In FPC, signatures by enclaves are the base of endorsements. For the initial version of FPC, FPC Lite, an endorsement of a single endorsing peer is sufficient. More specifically, the endorsement must stem from an enclave which is properly registered with the enclave registiry (ercc) as part of a successful initEnclave call (see above. The corresponding enclave endorsement policy is called designated enclave and is implicitly defined. As an FPC chaincode is protected by the use of Trusted Execution Environments, from a security perspective, the integrity guarantees gained from a single enclave are similar to the guarantee provided in a typical Fabric system with multiple peer endorsements.

With the externalized enclave endorsement validation of the initial version of FPC, there is though also separate endorsement required, namely an endorsement that the enclave endorsement was properly validated. The policy is called the validation endorsement policy and should match the standard organizational trust model in Fabric, e.g., a majority of involved organizations.

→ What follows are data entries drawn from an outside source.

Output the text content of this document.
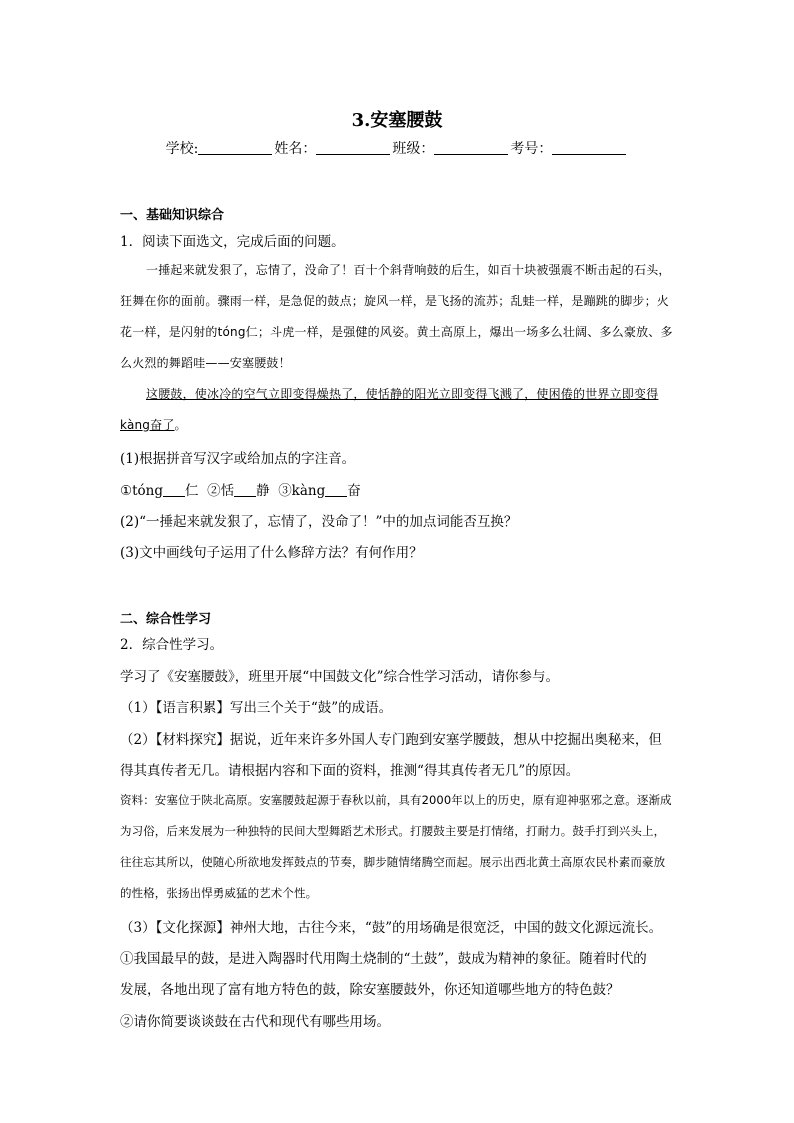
3.安塞腰鼓
学校:	姓名：	班级：	考号：
一、基础知识综合
1．阅读下面选文，完成后面的问题。
一捶起来就发狠了，忘情了，没命了！百十个斜背响鼓的后生，如百十块被强震不断击起的石头，狂舞在你的面前。骤雨一样，是急促的鼓点；旋风一样，是飞扬的流苏；乱蛙一样，是蹦跳的脚步；火花一样，是闪射的tóng仁；斗虎一样，是强健的风姿。黄土高原上，爆出一场多么壮阔、多么豪放、多么火烈的舞蹈哇——安塞腰鼓！
这腰鼓，使冰冷的空气立即变得燥热了，使恬静的阳光立即变得飞溅了，使困倦的世界立即变得kàng奋了。
(1)根据拼音写汉字或给加点的字注音。
①tóng 仁 ②恬 静 ③kàng 奋
(2)“一捶起来就发狠了，忘情了，没命了！”中的加点词能否互换？
(3)文中画线句子运用了什么修辞方法？有何作用？
二、综合性学习
2．综合性学习。
学习了《安塞腰鼓》，班里开展“中国鼓文化”综合性学习活动，请你参与。
（1）【语言积累】写出三个关于“鼓”的成语。
（2）【材料探究】据说，近年来许多外国人专门跑到安塞学腰鼓，想从中挖掘出奥秘来，但
得其真传者无几。请根据内容和下面的资料，推测“得其真传者无几”的原因。
资料：安塞位于陕北高原。安塞腰鼓起源于春秋以前，具有2000年以上的历史，原有迎神驱邪之意。逐渐成为习俗，后来发展为一种独特的民间大型舞蹈艺术形式。打腰鼓主要是打情绪，打耐力。鼓手打到兴头上，往往忘其所以，使随心所欲地发挥鼓点的节奏，脚步随情绪腾空而起。展示出西北黄土高原农民朴素而豪放的性格，张扬出悍勇威猛的艺术个性。
（3）【文化探源】神州大地，古往今来，“鼓”的用场确是很宽泛，中国的鼓文化源远流长。
①我国最早的鼓，是进入陶器时代用陶土烧制的“土鼓”，鼓成为精神的象征。随着时代的
发展，各地出现了富有地方特色的鼓，除安塞腰鼓外，你还知道哪些地方的特色鼓？
②请你简要谈谈鼓在古代和现代有哪些用场。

For FPC Lite, the validation endorsement policy is specified through the approveformyorg and commit commands, while the enclave endorsement policy is implicit, as mentioned above. For example, to define require any 2 organizations for a consortium of Org1, Org2 and Org3 are required for endorsement validation, you might install fpc chaincode as follows:

	..
    peer lifecycle chaincode approveformyorg --channelID mychannel name myfpc --signature-policy "OutOf(2, 'Org1.peer', 'Org2.peer', Org3.peer')" ...
	..
    peer lifecycle chaincode commit --channelID mychannel --name myfpc --signature-policy "OutOf(2, 'Org1.peer', 'Org2.peer', Org3.peer')" ...
	..

Future releases of FPC might provide support for richer enclave endorsement policies and/or enclave endorsement validation internalized. Correspondingly, specification of enclave endorsement policies and enclave validation endorsement policies will likely change in the future.